Микробы, попав в рану, проявляют свои патогенные свойства лишь через 6-8 ч с момента ранения. При первичной инфекции микробы, попав в рану, в течение 6-12 ч адаптируются к новым условиям, не выходя за пределы ее краев. Через 12-24 ч инфекция выходит за пределы раны, проникая в лимфатические и кровеносные сосуды, и способна проявить свои патогенные свойства. Вторичная инфекция ран является следствием нарушения правил асептики как при оказании первой помощи, так и на различных этапах лечения ран.

В течении раневого процесса различают три основных периода.

Первый период характеризуется расплавлением некротизированных тканей, секвестрацией их во внешнюю среду и очищением от раневого детрита. Продолжительность этого периода определяется объемом повреждения, степенью инфицированности раны, особенностями организма и составляет в среднем 3-4 суток.

Второй период — регенерация фиброплазии — начинается с 3-4 суток после ранения. Особенностью этого периода является развитие грануляционной ткани, постепенно заполняющей раневой дефект. Здоровые грануляции имеют зернистый вид, влажную блестящую поверхность, ярко-красный цвет. Патологические грануляции имеют гладкую поверхность, бледную окраску, выглядят вялыми, покрыты слоем фибрина.

В третьем периоде реорганизуются рубец и эпителизация начиная с 12-30 суток с момента ранения и характеризуются уменьшением числа сосудов, макрофагов и фибробластов.

Профилактику первичной инфекции проводят путем ранней активной хирургической обработки ран и применения антибактериальных препаратов.
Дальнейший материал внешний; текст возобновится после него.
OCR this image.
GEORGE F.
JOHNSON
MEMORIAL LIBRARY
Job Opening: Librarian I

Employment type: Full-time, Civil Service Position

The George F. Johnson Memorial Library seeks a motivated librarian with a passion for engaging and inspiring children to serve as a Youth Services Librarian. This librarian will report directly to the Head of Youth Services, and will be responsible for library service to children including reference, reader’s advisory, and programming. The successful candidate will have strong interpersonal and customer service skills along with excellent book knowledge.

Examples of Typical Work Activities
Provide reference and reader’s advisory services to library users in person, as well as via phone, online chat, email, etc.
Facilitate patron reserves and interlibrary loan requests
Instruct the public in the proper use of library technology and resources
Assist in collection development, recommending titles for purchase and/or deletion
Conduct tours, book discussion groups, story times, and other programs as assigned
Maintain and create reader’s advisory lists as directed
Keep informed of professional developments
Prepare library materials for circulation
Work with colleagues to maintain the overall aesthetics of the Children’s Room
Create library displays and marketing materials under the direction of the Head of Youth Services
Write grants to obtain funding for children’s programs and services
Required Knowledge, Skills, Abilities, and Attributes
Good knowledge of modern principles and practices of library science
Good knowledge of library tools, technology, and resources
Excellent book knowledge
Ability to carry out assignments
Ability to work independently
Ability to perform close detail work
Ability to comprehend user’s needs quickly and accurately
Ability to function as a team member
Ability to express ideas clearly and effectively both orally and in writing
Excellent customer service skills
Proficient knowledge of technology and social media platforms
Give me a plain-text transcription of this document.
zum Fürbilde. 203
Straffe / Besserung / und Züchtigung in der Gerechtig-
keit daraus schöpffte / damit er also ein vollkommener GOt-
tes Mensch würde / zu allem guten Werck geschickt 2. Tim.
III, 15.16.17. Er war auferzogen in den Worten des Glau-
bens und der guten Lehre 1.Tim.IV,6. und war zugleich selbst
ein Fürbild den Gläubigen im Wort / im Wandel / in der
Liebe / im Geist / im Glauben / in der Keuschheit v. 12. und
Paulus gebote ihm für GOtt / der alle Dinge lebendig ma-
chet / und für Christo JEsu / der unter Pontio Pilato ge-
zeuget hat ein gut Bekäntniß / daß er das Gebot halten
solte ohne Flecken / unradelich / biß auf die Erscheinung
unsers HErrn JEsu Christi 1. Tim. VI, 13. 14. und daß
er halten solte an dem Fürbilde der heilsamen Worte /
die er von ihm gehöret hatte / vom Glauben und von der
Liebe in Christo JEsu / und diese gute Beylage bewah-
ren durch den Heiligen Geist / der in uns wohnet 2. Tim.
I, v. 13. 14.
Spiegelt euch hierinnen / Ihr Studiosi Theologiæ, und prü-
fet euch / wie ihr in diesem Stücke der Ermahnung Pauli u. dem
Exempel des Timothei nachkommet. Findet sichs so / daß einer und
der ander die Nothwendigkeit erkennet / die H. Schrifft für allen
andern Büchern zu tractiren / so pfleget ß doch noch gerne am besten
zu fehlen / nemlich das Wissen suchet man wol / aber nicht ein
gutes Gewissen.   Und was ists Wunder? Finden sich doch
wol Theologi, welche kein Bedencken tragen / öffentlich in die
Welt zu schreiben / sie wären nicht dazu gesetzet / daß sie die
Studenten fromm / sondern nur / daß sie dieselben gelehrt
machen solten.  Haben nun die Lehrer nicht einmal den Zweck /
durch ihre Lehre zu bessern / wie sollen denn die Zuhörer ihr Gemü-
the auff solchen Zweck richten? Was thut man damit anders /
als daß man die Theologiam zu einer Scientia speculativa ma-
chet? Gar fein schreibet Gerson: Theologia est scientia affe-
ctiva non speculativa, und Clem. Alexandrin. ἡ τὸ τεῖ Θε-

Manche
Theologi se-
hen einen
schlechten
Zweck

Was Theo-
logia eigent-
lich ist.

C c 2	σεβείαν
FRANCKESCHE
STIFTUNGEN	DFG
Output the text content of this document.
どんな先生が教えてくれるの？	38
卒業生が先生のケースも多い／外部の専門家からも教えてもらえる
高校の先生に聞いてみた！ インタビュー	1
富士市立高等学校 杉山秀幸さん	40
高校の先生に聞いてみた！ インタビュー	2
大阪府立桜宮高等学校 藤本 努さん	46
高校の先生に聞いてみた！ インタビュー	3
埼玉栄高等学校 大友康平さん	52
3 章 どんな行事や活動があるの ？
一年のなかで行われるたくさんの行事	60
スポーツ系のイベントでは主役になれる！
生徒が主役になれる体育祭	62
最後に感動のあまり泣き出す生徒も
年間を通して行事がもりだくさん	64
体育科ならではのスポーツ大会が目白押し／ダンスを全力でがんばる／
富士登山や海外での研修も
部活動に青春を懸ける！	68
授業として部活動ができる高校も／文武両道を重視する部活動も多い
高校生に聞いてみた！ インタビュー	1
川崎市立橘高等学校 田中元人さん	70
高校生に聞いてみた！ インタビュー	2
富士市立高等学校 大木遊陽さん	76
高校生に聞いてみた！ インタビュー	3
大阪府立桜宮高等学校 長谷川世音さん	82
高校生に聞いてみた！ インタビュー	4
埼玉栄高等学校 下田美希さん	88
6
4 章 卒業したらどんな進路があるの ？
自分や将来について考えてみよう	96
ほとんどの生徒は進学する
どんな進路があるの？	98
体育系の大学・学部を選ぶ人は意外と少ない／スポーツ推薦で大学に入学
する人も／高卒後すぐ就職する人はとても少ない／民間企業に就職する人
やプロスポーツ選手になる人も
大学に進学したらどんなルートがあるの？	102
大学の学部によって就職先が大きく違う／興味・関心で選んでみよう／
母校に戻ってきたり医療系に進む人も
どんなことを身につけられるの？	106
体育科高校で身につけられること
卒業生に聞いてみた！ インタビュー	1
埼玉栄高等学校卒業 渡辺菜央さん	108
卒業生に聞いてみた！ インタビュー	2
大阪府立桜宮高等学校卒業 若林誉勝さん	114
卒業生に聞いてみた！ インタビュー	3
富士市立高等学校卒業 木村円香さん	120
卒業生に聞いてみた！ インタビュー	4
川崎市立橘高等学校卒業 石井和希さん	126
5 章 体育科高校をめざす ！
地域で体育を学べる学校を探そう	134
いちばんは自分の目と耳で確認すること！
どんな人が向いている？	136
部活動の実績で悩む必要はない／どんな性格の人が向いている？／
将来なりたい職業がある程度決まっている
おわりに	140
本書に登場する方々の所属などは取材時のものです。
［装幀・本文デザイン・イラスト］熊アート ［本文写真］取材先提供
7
Профилактика вторичной инфекции обеспечивается строжайшим соблюдением асептики на всех этапах лечения ран.

При асептическом течении раневого процесса температура тела не превышает 38°С и не сопровождается ознобом и учащением пульса.

Местные реакции на ранение подразумевают процесс, направленный на заживление раны, который зависит от следующих факторов:

Местные реакции при ранении, как и весь процесс заживления раны, складываются из двух последовательно развивающихся фаз: фазы гидратации и фазы дегидратации.

Фаза гидратации характеризуется развитием местных реакций.

Фаза дегидратации. Вторая фаза раневого процесса характеризуется преимущественным развитием восстановительных регенеративных процессов.

Виды заживления ран

Различают два вида заживления ран: первичным и вторичным натяжением. Кроме того, существует еще заживление под струпом.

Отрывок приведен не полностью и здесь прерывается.